Aib Itu Bernama Sepakbola Gajah
Kejadian kontroversi berikutnya terjadi saat 2003 lalu. Persatuan Sepakbola Indonesia Djember (Persid) tengah melakoni upaya untuk naik ke Divisi Utama (level tertinggi Liga Indonesia kala itu). Persid merupakan tim dari kabupaten di Jawa Timur.
Persid menerima kesialan saat melakoni laga melawan Persibo Bojonegoro. Lantaran Persibo butuh poin dalam pertandingan itu, Persid tampil melempem, skor berkesudahan 0-0 bagi kedua tim.
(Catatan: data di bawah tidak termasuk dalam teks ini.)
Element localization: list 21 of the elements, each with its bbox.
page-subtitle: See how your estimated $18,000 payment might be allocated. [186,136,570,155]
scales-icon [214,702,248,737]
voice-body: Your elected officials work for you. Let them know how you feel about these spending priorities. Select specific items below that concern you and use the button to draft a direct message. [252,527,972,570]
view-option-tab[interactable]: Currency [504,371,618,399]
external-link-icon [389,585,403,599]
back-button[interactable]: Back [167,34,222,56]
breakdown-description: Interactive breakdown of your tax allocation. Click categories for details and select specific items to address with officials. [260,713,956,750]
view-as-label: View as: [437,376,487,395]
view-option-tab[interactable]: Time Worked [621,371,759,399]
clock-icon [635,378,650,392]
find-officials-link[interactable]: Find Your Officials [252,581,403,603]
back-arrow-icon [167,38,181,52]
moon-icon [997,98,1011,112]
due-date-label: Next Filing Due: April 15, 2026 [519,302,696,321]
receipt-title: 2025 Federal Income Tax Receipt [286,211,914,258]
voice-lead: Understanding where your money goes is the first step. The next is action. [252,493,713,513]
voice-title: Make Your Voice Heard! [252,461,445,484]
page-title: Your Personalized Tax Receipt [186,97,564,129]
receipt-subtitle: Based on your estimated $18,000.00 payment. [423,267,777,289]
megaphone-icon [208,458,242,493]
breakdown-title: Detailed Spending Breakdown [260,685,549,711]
Persibo saat itu berstatus tim tandang dan posisi laga tersebut juga tak terlalu penting.
Pendukung tuan rumah yang ingin klub kesayangannya tak ingin bermain mata merasa geram akibat performa Persid diluar dugaan. Penonton marah, dan menghancurkan Stadion Notohadinegoro. Mereka mencurigai ada rekayasa skor antara kedua tim karena bupati Jember saat itu berasal dari Bojonegoro. Inilah amuk pertama suporter dalam skala besar (menghancurkan stadion) di Jatim. Bahkan, saat itu gawang diseret suporter beberapa kilometer menuju pasar.